Happy 10th birthday, Noby Noby BOY

In 2009, Keita Takahashi gave us the only good massively multiplayer game ever made

February 2009 was a momentous month for PlayStation 3 owners. One week ago we celebrated the 10th anniversary of Flower and remarked upon how well it holds up and how it helped usher in an era of experimental, non-confrontational video games on consoles. And yet the very next week, another outside-the-box game debuted on the console: Noby Noby BOY.

Noby Noby BOY was surrounded by even more excitement than Flower thanks to its superstar creator, Keita Takahashi. Takahashi made it big five years earlier with Katamari Damacy, a ridiculous game about rebuilding the universe by rolling a ball. Noby Noby BOY took that same energy but, like Flower, dropped all manner of conflict and created a virtual playground for the eponymous Boy to explore. As Boy, players have control of his head and his backside as separate-but-equal entities using the dual sticks of the PlayStation 3 controller. Boy can crawl around a floating island populated with randomly generated creatures and objects - all of which are totally benign. In fact, the only aggressor is Boy himself, as he can eat most anything that appears and fire it out his rear end.

The only objective in Noby Noby BOY, if that word even applies, is to stretch Boy. The total length of Boy can be reported to Girl, a similar-looking character who is not playable but is instead exploring the universe. Via the PlayStation Network, all data from Boys around the world was aggregated so Girl could grow to extraordinary lengths. Girl stretched from the Earth to the Moon within 4 days of Noby Noby BOY's release - a distance of 384,400 km or 238,855 miles. As Girl reached new areas in our solar system (based on real astronomical data) she would unlock new stages to explore as Boy, making the entire Noby Noby BOY experience a kind of crowdfunded mission of space exploration, one driven by gameplay instead of cash (albeit with literal "stretch goals").

There was just one catch in Girl's star trek: space is big. Really big. The shortest distance that can possibly exist between Earth and Mars is 53.6 million km, more than 100 times the distance between Earth and the Moon. Noby Noby BOY sold reasonably well (in May 2009 Takahashi told GAME Watch that "about 100,000 people" owned a copy) but it would have taken those players years to reach our nearest planetary neighbor, to say nothing of the rest of the solar system. So the game started "Lucky Week" promotions that added multipliers to players' data along with various cosmetic updates and support for local mutliplayer - up to four Boys at once.
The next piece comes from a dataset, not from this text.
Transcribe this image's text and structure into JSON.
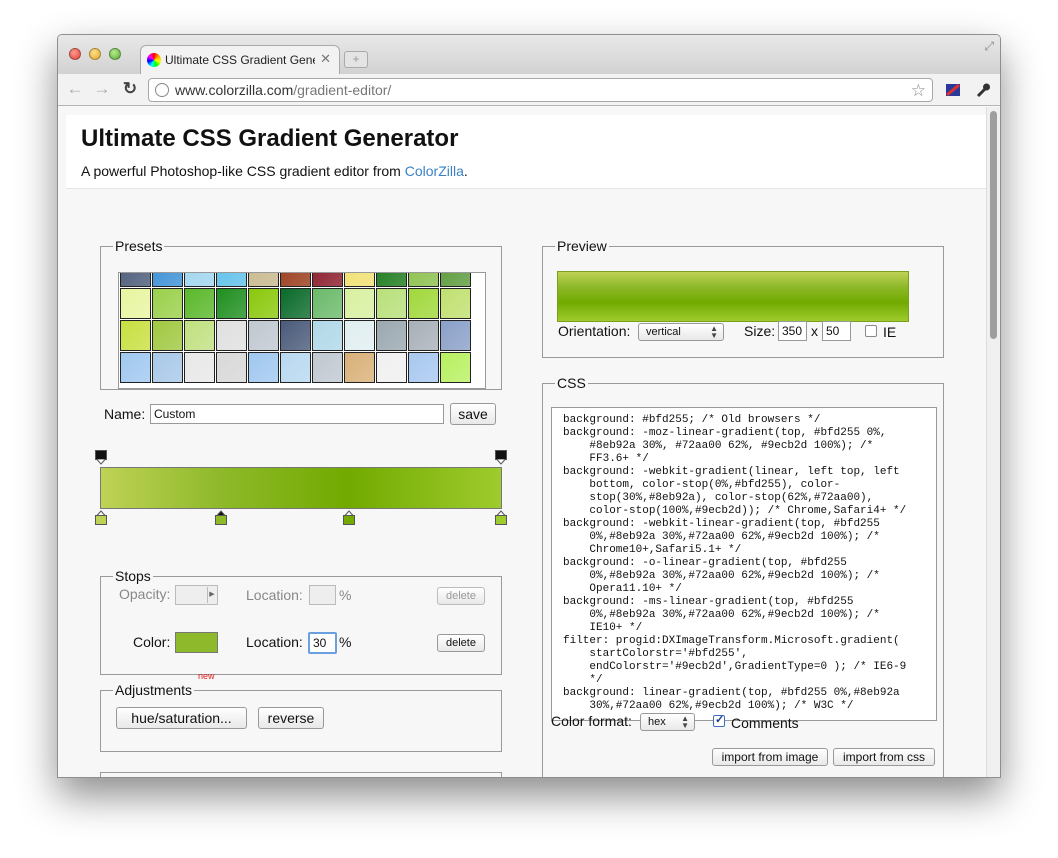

Sure enough, Girl reached Mars in May 2009, and ongoing, ever-increasing bonuses would lead her to eventually reach Pluto and then return home to Earth in December 2015.

For me, Noby Noby BOY was a daily snack kind of game, something I could enjoy for 10-15 minutes a day without any worry that I would get stuck or lose my place. While there was no means to communicate with other players, the game shared enough data publicly that I knew I was not alone in my quest to stretch Girl far beyond the stars. And as my two children were born (the first of whom arrived in June 2009, for the record), Noby Noby BOY became a way to introduce them to video games as a colorful, safe playground rather than a challenge or a contest. No matter what button they pressed or which direction they pushed the dual analog sticks, something colorful and fun would happen and somewhere Girl would inch her way closer to another planet.

With no physical release and no ports* to other platforms, Noby Noby BOY won't be the easiest game to preserve for future generations. For the time being it is still available on the PlayStation Network and Boy can still stretch all he wants, but Girl's journey is over. The sense that any moment a new planet might open up thanks to the efforts of players around the world, is gone. But that's the paradox of Noby Noby BOY: it is a game designed for short sessions of play that can be enjoyed forever, yet the online aspect means that one day the game must permanently end.

I no longer own a working PlayStation 3 so I was unable to revisit Noby Noby BOY properly for this anniversary, but maybe that was never the point. Maybe Noby Noby BOY, like a real playground, entertains us just long enough until we move on. Today I can watch a video of the "ending" and think about all the weird moments I had with Boy just like my kids will someday recall the hours they spent playing in the park next to our house in Osaka. Whether the park still exists at that time or not, they cannot "revisit" a child-sized swingset or slide because they'll be grown. All they can do - all any of us can do - is remember.

Today, I fondly remember Boy and Girl and the Fairy and House and all the tiny worlds Keita Takahashi gave us.

*There was a unique Noby Noby BOY iOS app released in 2010 that featured an assortment of touch-screen activities, but it was pulled from the app store years ago. My kids loved it.